Simulation and analysis tools for single-cell RNA sequencing data
Single-cell RNA sequencing (scRNA-seq) is rapidly becoming a tool of choice for biologists who wish to investigate gene expression. In contrast to traditional bulk RNA-seq experiments, which measure expression averaged across millions of cells, single-cell experiments can be used to observe how genes are expressed in individual cells. Along with the dramatic increase in resolution provided by scRNA-seq comes an array of bioinformatics challenges. Single-cell data is relatively sparse (for both biological and technical reasons), quality control is difficult and it is unclear how to replicate measurements. Researchers have risen to address these challenges and there are currently more than 125 software tools available for analysing scRNA-seq data. We have catalogued these software tools in the scRNA-tools database (www.scRNA-tools.org). Analysis of this database shows that there are now methods available for a wide range of tasks, from pre-processing unique molecular identifiers to detecting allele-specific expression. However, the biggest areas of development have been in clustering cells to identify cell types and ordering of cells to understand dynamic processes. We also find that the R statistical programming language is the most popular platform for scRNA-seq analysis tools, followed by Python, and that the majority of tools have been described in peer-reviewed papers or preprints and are available under open-source software licenses.
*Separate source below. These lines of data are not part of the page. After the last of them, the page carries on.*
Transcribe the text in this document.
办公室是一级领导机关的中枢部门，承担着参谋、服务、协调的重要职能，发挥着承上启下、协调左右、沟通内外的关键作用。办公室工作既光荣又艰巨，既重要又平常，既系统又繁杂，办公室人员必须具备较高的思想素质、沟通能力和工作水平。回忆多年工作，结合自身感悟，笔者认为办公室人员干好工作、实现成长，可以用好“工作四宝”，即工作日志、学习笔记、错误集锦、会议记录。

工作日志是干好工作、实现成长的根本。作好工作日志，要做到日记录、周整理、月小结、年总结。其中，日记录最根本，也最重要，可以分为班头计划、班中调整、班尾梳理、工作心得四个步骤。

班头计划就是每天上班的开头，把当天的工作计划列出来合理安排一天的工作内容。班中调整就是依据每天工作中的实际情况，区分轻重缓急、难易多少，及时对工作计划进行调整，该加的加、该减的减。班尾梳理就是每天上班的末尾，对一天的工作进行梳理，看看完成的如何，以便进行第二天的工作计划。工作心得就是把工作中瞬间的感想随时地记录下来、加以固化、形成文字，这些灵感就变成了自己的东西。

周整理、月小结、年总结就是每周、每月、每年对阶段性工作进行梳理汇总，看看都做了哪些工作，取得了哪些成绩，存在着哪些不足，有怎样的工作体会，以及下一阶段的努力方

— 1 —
With the ever increasing number of analysis methods available it is important to be able to assess and compare the performance, quality and limitations of an analysis tool. This is often done, at least in part, by testing methods on simulated datasets where the true answers are known. Unfortunately, current scRNA-seq simulations are frequently poorly documented, not reproducible and do not demonstrate similarity to real data or experimental designs. To address these concerns we have developed Splatter, a Bioconductor R package for reproducible simulation of scRNA-seq datasets. Splatter is a simulation framework that currently includes four previously published simulation models, allowing users to estimate parameters from real data in order to easily generate realistic synthetic scRNA-seq datasets. Here we discuss some of the challenges of simulating scRNA-seq data and present a comparison of the simulation methods available in Splatter (bioconductor.org/packages/splatter). As part of Splatter we also introduce our own simulation model, Splat, capable of reproducing scRNA-seq datasets with multiple groups of cells, differentiation paths or batch effects.